Interesting, the offline event handling hasn't changed since v0.1.8, I wonder how it worked previously.

Jaglag commented 10 years ago

i going to try 0.1.8 now too

Jaglag commented 10 years ago

ok i let him running now over 20hours and he dont die and stay alive!!! awesome with 0.1.8 the weird thing i dont see a single keepalive ping message in my debuglog! maybe the server kick us cause of spamming ping to him?

markstory commented 10 years ago

Well one change in 0.1.9 was that empty packets are not sent, and instead the library uses the connection setKeepAlive options. Since those seem to be problematic I'll revert those changes.

chrisjaure commented 10 years ago

I can confirm that my bot receives an offline event just a few minutes after connecting with 0.1.10, but the issue does not occur in 1.1.8. As far as I know, we're using the Openfire server.

markstory commented 10 years ago

Are you using SSL or TLS? I was wrong about the empty packet changes in 0.1.9, those were in 0.1.10. The main changes in 0.1.9 were adding the disallowTLS option, and nicknames to the bot. It seems unlikely that nicknames would cause timeout issues, so it might be related to TLS.

chrisjaure commented 10 years ago

Unfortunately I don't know much about jabber, but in my chat client, I'm connecting to port 5223 with SSL. If I specify the same port for hubot-xmpp it just hangs so I'm using port 5222 which works fine in 0.1.8. I haven't changed any TLS settings.
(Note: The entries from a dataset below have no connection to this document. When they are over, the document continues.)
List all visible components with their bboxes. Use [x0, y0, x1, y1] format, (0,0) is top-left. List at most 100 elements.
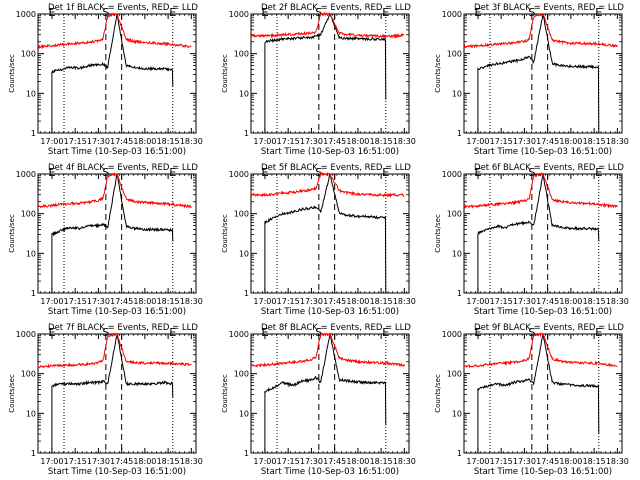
- y-axis-label: Counts/sec: [8, 374, 16, 413]
- x-tick-label: 17:30: [300, 457, 323, 466]
- x-tick-label: 17:30: [87, 457, 110, 466]
- events-series-line: [477, 14, 600, 134]
- x-tick-label: 18:15: [370, 137, 393, 146]
- y-axis-label: Counts/sec: [434, 214, 442, 253]
- lld-series-line: [463, 172, 618, 209]
- x-tick-label: 18:30: [606, 137, 629, 146]
- y-tick-label: 100: [234, 210, 249, 219]
- y-tick-label: 100: [234, 370, 249, 379]
- interval-marker-label: E: [595, 326, 602, 339]
- x-tick-label: 17:45: [323, 137, 346, 146]
- x-tick-label: 18:15: [157, 137, 180, 146]
- x-tick-label: 17:15: [277, 457, 300, 466]
- panel-title: Det 8f BLACK = Events, RED = LLD: [261, 323, 411, 333]
- x-tick-label: 17:00: [253, 457, 276, 466]
- x-axis-label: Start Time (10-Sep-03 16:51:00): [474, 467, 612, 477]
- detector-panel-7: Det 7f BLACK = Events, RED = LLD 1 10 100 10…: [8, 323, 203, 477]
- plot-frame: [37, 173, 197, 294]
- interval-marker-label: E: [474, 6, 481, 19]
- interval-marker-label: S: [528, 6, 535, 19]
- interval-marker-label: E: [48, 166, 55, 179]
- y-tick-label: 10: [26, 409, 36, 418]
- detector-panel-1: Det 1f BLACK = Events, RED = LLD 1 10 100 10…: [8, 3, 203, 157]
- y-tick-label: 1000: [442, 10, 462, 19]
- panel-title: Det 6f BLACK = Events, RED = LLD: [474, 163, 624, 173]
- interval-marker-label: E: [382, 326, 389, 339]
- lld-series-line: [37, 172, 192, 209]
- interval-marker-label: S: [315, 326, 322, 339]
- y-axis-label: Counts/sec: [8, 214, 16, 253]
- y-tick-label: 10: [239, 409, 249, 418]
- interval-marker-label: S: [102, 166, 109, 179]
- y-tick-label: 100: [21, 210, 36, 219]
- x-tick-label: 17:30: [513, 297, 536, 306]
- y-tick-label: 10: [452, 409, 462, 418]
- x-tick-label: 18:00: [346, 137, 369, 146]
- interval-marker-label: E: [474, 166, 481, 179]
- x-tick-label: 17:45: [110, 457, 133, 466]
- x-tick-label: 18:00: [559, 297, 582, 306]
- panel-title: Det 1f BLACK = Events, RED = LLD: [48, 3, 198, 13]
- interval-marker-label: E: [169, 166, 176, 179]
- x-tick-label: 18:00: [133, 297, 156, 306]
- x-axis-label: Start Time (10-Sep-03 16:51:00): [261, 467, 399, 477]
- interval-marker-label: E: [48, 6, 55, 19]
- x-tick-label: 17:30: [87, 297, 110, 306]
- x-tick-label: 17:30: [87, 137, 110, 146]
- x-tick-label: 18:30: [393, 297, 416, 306]
- x-tick-label: 18:15: [583, 297, 606, 306]
- x-tick-label: 17:30: [513, 457, 536, 466]
- x-tick-label: 18:30: [393, 457, 416, 466]
- x-tick-label: 17:15: [490, 457, 513, 466]
- y-tick-label: 100: [21, 370, 36, 379]
- y-tick-label: 1: [31, 289, 36, 298]
- interval-marker-label: E: [474, 326, 481, 339]
- events-series-line: [264, 333, 387, 453]
- y-tick-label: 1: [244, 289, 249, 298]
- x-axis-label: Start Time (10-Sep-03 16:51:00): [261, 307, 399, 317]
- x-tick-label: 18:15: [583, 137, 606, 146]
- lld-series-line: [250, 172, 405, 199]
- interval-marker-label: S: [102, 6, 109, 19]
- interval-marker-label: S: [315, 6, 322, 19]
- y-tick-label: 10: [26, 89, 36, 98]
- x-tick-label: 17:45: [110, 297, 133, 306]
- y-tick-label: 10: [452, 249, 462, 258]
- x-tick-label: 17:00: [40, 457, 63, 466]
- interval-marker-label: E: [595, 6, 602, 19]
- y-tick-label: 100: [21, 50, 36, 59]
- lld-series-line: [37, 332, 192, 369]
- y-tick-label: 10: [452, 89, 462, 98]
- interval-marker-label: S: [528, 326, 535, 339]
- interval-marker-label: E: [382, 166, 389, 179]
- x-tick-label: 18:15: [157, 297, 180, 306]
- y-tick-label: 10: [239, 89, 249, 98]
- x-axis-label: Start Time (10-Sep-03 16:51:00): [48, 467, 186, 477]
- y-tick-label: 100: [447, 370, 462, 379]
- x-tick-label: 18:30: [180, 137, 203, 146]
- y-tick-label: 1000: [442, 170, 462, 179]
- x-tick-label: 17:45: [536, 137, 559, 146]
- x-tick-label: 18:00: [346, 457, 369, 466]
- interval-marker-label: E: [595, 166, 602, 179]
- x-tick-label: 17:15: [64, 457, 87, 466]
- x-tick-label: 17:30: [300, 137, 323, 146]
- y-axis-label: Counts/sec: [221, 54, 229, 93]
- y-tick-label: 10: [26, 249, 36, 258]
- y-tick-label: 1: [457, 129, 462, 138]
- x-tick-label: 17:00: [466, 297, 489, 306]
- interval-marker-label: E: [261, 6, 268, 19]
- y-tick-label: 1000: [442, 330, 462, 339]
- panel-title: Det 3f BLACK = Events, RED = LLD: [474, 3, 624, 13]
- y-tick-label: 1000: [229, 330, 249, 339]
- x-tick-label: 18:30: [606, 297, 629, 306]
- interval-marker-label: S: [102, 326, 109, 339]
- lld-series-line: [463, 13, 618, 49]
- x-tick-label: 18:15: [370, 297, 393, 306]
- x-tick-label: 17:15: [64, 297, 87, 306]
- x-tick-label: 17:00: [253, 137, 276, 146]
- x-tick-label: 18:00: [559, 137, 582, 146]
- y-tick-label: 1000: [16, 10, 36, 19]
bnied commented 10 years ago

So, update: on 0.1.8, the server does attempt to reconnect. However, it seems to completely forget its authentication information:

Reconnect in 0 [Wed Feb 26 2014 03:45:30 GMT-0500 (EST)] ERROR XMPP authentication failure undefined Reconnect in 0 [Wed Feb 26 2014 03:46:30 GMT-0500 (EST)] ERROR XMPP authentication failure undefined Reconnect in 0 [Wed Feb 26 2014 03:47:30 GMT-0500 (EST)] ERROR XMPP authentication failure undefined Reconnect in 0 [Wed Feb 26 2014 03:48:30 GMT-0500 (EST)] ERROR XMPP authentication failure undefined Reconnect in 0 [Wed Feb 26 2014 03:49:30 GMT-0500 (EST)] ERROR XMPP authentication failure undefined Reconnect in 0 [Wed Feb 26 2014 03:50:30 GMT-0500 (EST)] ERROR XMPP authentication failure undefined Reconnect in 0

It looks like it loses all of its info, which is strange. Any thoughts?

markstory commented 10 years ago

Not really, I'm only really familiar with ejabberd which doesn't trigger these same issues.
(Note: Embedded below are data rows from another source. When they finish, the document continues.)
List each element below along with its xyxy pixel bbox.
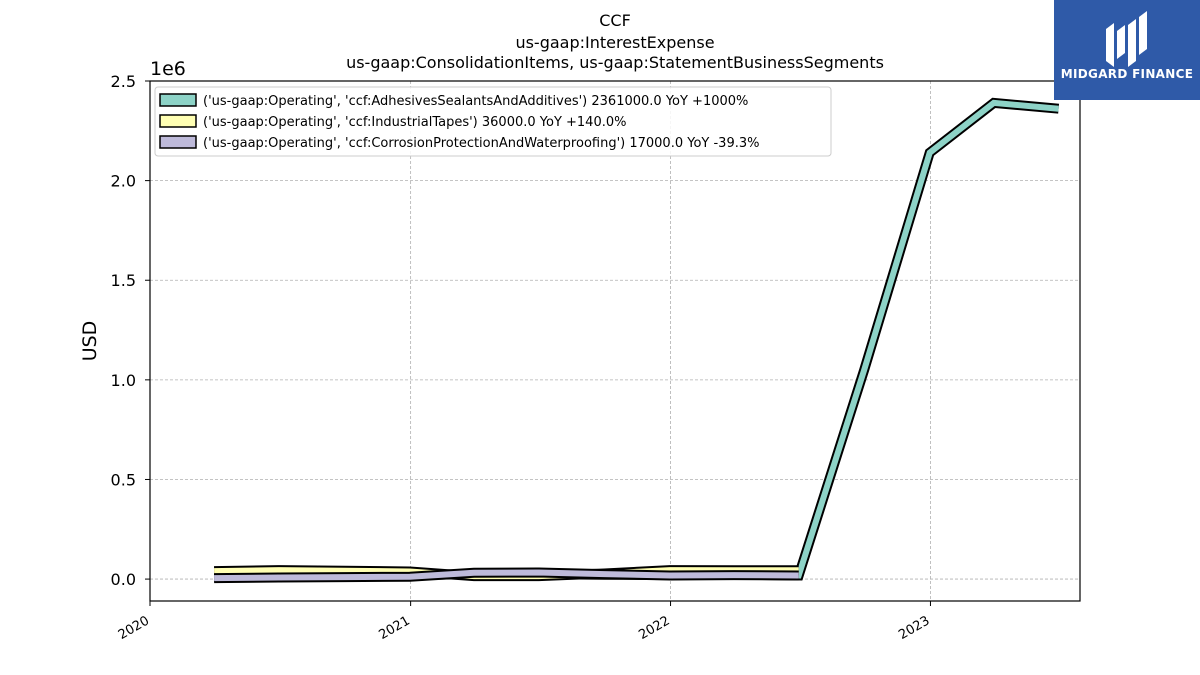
chart-title: CCF us-gaap:InterestExpense us-gaap:Cons… — [346, 11, 884, 72]
y-tick-label: 1.5 — [111, 271, 136, 290]
y-tick-label: 2.0 — [111, 172, 136, 191]
x-tick-label: 2022 — [636, 613, 672, 643]
legend-swatch-3 — [159, 135, 197, 149]
x-axis: 2020 2021 2022 2023 — [116, 601, 932, 643]
series-layer — [214, 97, 1060, 584]
y-axis: 0.0 0.5 1.0 1.5 2.0 2.5 — [111, 72, 150, 589]
logo-text: MIDGARD FINANCE — [1060, 67, 1194, 81]
x-tick-label: 2020 — [116, 613, 152, 643]
legend-entry-1: ('us-gaap:Operating', 'ccf:AdhesivesSeal… — [203, 94, 748, 109]
y-tick-label: 0.0 — [111, 570, 136, 589]
plot-frame — [149, 80, 1081, 602]
y-axis-label: USD — [79, 321, 101, 362]
logo-mark-icon — [1106, 11, 1147, 67]
y-tick-label: 2.5 — [111, 72, 136, 91]
legend-frame — [154, 86, 832, 157]
series-line-3 — [214, 569, 799, 582]
legend-swatch-2 — [159, 114, 197, 128]
chart-title-line-2: us-gaap:InterestExpense — [515, 33, 714, 52]
x-tick-label: 2023 — [896, 613, 932, 643]
chart-title-line-1: CCF — [599, 11, 631, 30]
legend-entry-3: ('us-gaap:Operating', 'ccf:CorrosionProt… — [203, 136, 759, 151]
legend-entry-2: ('us-gaap:Operating', 'ccf:IndustrialTap… — [203, 115, 626, 130]
chart-title-line-3: us-gaap:ConsolidationItems, us-gaap:Stat… — [346, 53, 884, 72]
series-line-1 — [214, 99, 1059, 581]
y-tick-label: 1.0 — [111, 371, 136, 390]
y-tick-label: 0.5 — [111, 470, 136, 489]
x-tick-label: 2021 — [376, 613, 412, 643]
brand-logo: MIDGARD FINANCE — [1054, 0, 1200, 100]
legend: ('us-gaap:Operating', 'ccf:AdhesivesSeal… — [154, 86, 832, 157]
grid-lines — [149, 80, 1080, 601]
series-outline-1 — [214, 97, 1060, 583]
y-offset-label: 1e6 — [150, 58, 186, 80]
legend-swatch-1 — [159, 93, 197, 107]
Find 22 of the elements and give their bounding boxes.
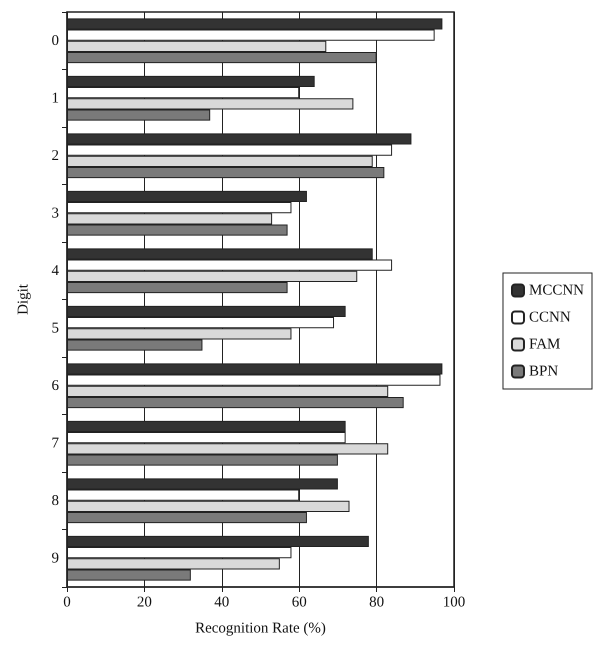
x-tick-label: 100	[442, 594, 466, 610]
y-tick-label: 2	[52, 148, 59, 164]
y-tick-label: 8	[52, 492, 59, 509]
y-tick-label: 7	[52, 435, 60, 452]
y-tick-label: 9	[52, 550, 59, 566]
x-tick-label: 80	[369, 594, 384, 610]
x-axis-title: Recognition Rate (%)	[195, 620, 326, 636]
x-tick-label: 60	[292, 594, 307, 610]
y-tick-label: 3	[52, 205, 59, 222]
y-tick-label: 4	[52, 262, 60, 279]
x-tick-label: 20	[136, 594, 152, 610]
y-axis-title: Digit	[16, 283, 32, 315]
legend-label: CCNN	[528, 310, 571, 326]
y-tick-label: 0	[52, 32, 59, 49]
y-tick-label: 6	[52, 378, 60, 394]
x-tick-label: 0	[63, 594, 71, 610]
legend-label: MCCNN	[528, 282, 584, 298]
legend-label: BPN	[528, 364, 558, 380]
y-tick-label: 5	[52, 320, 59, 336]
legend-label: FAM	[528, 336, 560, 352]
x-tick-label: 40	[214, 594, 230, 610]
y-tick-label: 1	[52, 90, 59, 106]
Jaglag commented 10 years ago

just small update i have him running now on 1.8 for 2 days without any problem, only jid is undefined messages with every user someone know how to fix that?
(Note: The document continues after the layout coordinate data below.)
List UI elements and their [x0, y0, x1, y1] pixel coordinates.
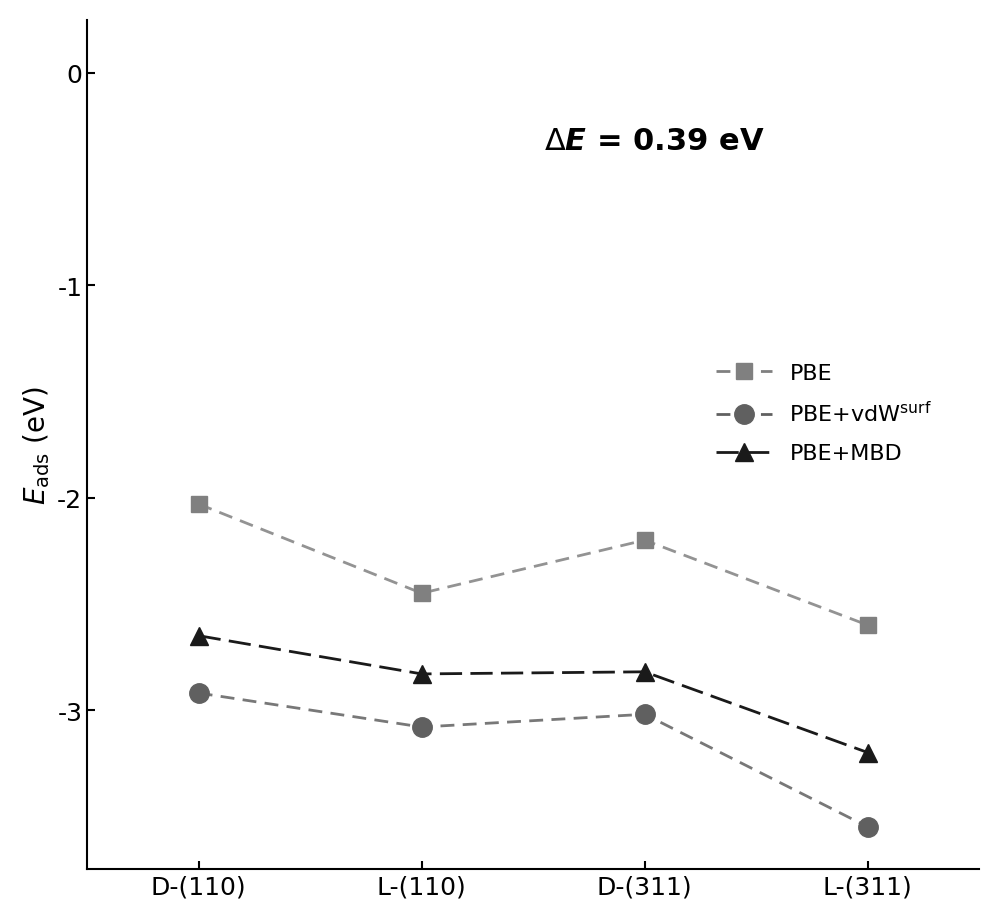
- Legend: PBE, PBE+vdW$^{\mathrm{surf}}$, PBE+MBD: PBE, PBE+vdW$^{\mathrm{surf}}$, PBE+MBD: [707, 355, 941, 472]
- Text: $\Delta\bfit{E}$ = 0.39 eV: $\Delta\bfit{E}$ = 0.39 eV: [544, 127, 765, 156]
- Y-axis label: $E_{\mathrm{ads}}$ (eV): $E_{\mathrm{ads}}$ (eV): [21, 386, 52, 505]
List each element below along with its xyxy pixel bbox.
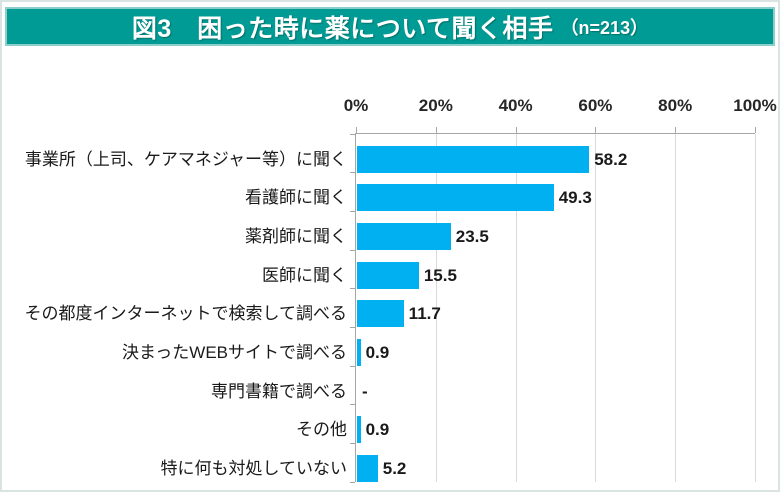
gridline [675, 134, 677, 482]
bar [357, 416, 361, 444]
x-axis-tick-label: 80% [658, 96, 693, 115]
y-axis-tick-mark [350, 404, 355, 406]
category-label: 事業所（上司、ケアマネジャー等）に聞く [24, 149, 347, 169]
category-label: 看護師に聞く [245, 188, 347, 208]
category-label: 特に何も対処していない [160, 459, 348, 478]
x-axis-tick-label: 20% [418, 96, 453, 115]
category-label: 医師に聞く [262, 265, 347, 285]
category-label: その他 [296, 420, 347, 440]
chart-title-sample-size: （n=213） [560, 17, 649, 38]
x-axis-tick-label: 100% [733, 96, 777, 115]
x-axis-tick-mark [435, 127, 437, 133]
x-axis-tick-mark [356, 127, 357, 133]
y-axis-tick-mark [350, 365, 355, 367]
gridline [435, 134, 437, 482]
bar-value-label: 5.2 [382, 459, 407, 478]
bar [357, 184, 554, 212]
x-axis-tick-mark [675, 127, 677, 133]
bar-value-label: 23.5 [455, 227, 489, 246]
bar [357, 455, 378, 482]
y-axis-tick-mark [350, 481, 355, 483]
gridline [515, 134, 517, 482]
y-axis-tick-mark [350, 172, 355, 174]
y-axis-tick-mark [350, 249, 355, 251]
y-axis-tick-mark [350, 442, 355, 444]
x-axis-tick-label: 60% [578, 96, 613, 115]
bar-value-label: 58.2 [594, 149, 628, 169]
bar [357, 300, 404, 328]
bar [357, 261, 419, 289]
category-label: 決まったWEBサイトで調べる [121, 343, 347, 362]
y-axis-tick-mark [350, 210, 355, 212]
bar-value-label: 15.5 [423, 265, 457, 285]
chart-title: 図3 困った時に薬について聞く相手 [131, 14, 554, 43]
gridline [755, 134, 756, 482]
bar-value-label: 49.3 [558, 188, 592, 208]
category-label: 専門書籍で調べる [211, 381, 347, 401]
x-axis-tick-mark [755, 127, 756, 133]
bar [357, 223, 451, 250]
gridline [595, 134, 597, 482]
bar-value-label: 11.7 [408, 304, 441, 324]
bar-value-label: 0.9 [365, 420, 390, 440]
category-label: その都度インターネットで検索して調べる [24, 304, 348, 324]
title-banner: 図3 困った時に薬について聞く相手 （n=213） [5, 7, 775, 46]
y-axis-tick-mark [350, 326, 355, 328]
category-label: 薬剤師に聞く [245, 227, 347, 246]
bar-value-label: 0.9 [365, 343, 390, 362]
bar [357, 145, 590, 173]
y-axis-tick-mark [350, 133, 355, 135]
x-axis-tick-mark [595, 127, 597, 133]
x-axis-tick-label: 40% [498, 96, 533, 115]
plot-area: 0% 20% 40% 60% 80% 100% 事業所（上司、ケアマネジャー等）に聞く 58.… [25, 96, 777, 483]
x-axis-tick-mark [515, 127, 517, 133]
x-axis-tick-label: 0% [343, 96, 369, 115]
bar-value-label: - [362, 381, 368, 401]
y-axis-tick-mark [350, 288, 355, 290]
bar [357, 339, 361, 366]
bnied commented 10 years ago

@markstory can you confirm what version of node-xmpp you're running?

markstory commented 10 years ago

I was using 0.1.10 of hubot-xmpp which uses node-xmpp 0.10.0.

I did do some additional testing with ejabberd. When restarting ejabberd with ejabberdctl restart hubot would not correctly reconnect. From what I tracked down in the node-xmpp code a socket error (such as ECONNRESET which I was getting) will not initiate a reconnect. instead the connection will just be closed/ended.

I'm going to handle this case in hubot-xmpp and attempt to manually reconnect the bot on the 'end' event.

bnied commented 10 years ago

Cool, thanks. For now, I've made a fork of hubot-xmpp that terminates the node process on an offline event (we're running our bot via supervisord), so that fixes the issue from my end.

Once your have the code written on your side, I'll switch it back to upstream to test it out.

markstory commented 10 years ago

@bnied I have a pull request option for the changes I think will solve the issue.

bnied commented 10 years ago

@markstory looks good. I like that it terminates if it can't connect, so that you get better visibility into a connection issue.

Let me know when it's committed and I'll give it a spin.

bnied commented 10 years ago

So, I finally got a chance to use this with our dev Hubot. Some weirdness:

markstory commented 10 years ago

Thanks for giving it a spin, I'll get those duplicated messages in the logs fixed up.

markstory commented 10 years ago

I've added some code to remove the bound event listeners, that seems to solve the problem as I've not seen duplicated log messages.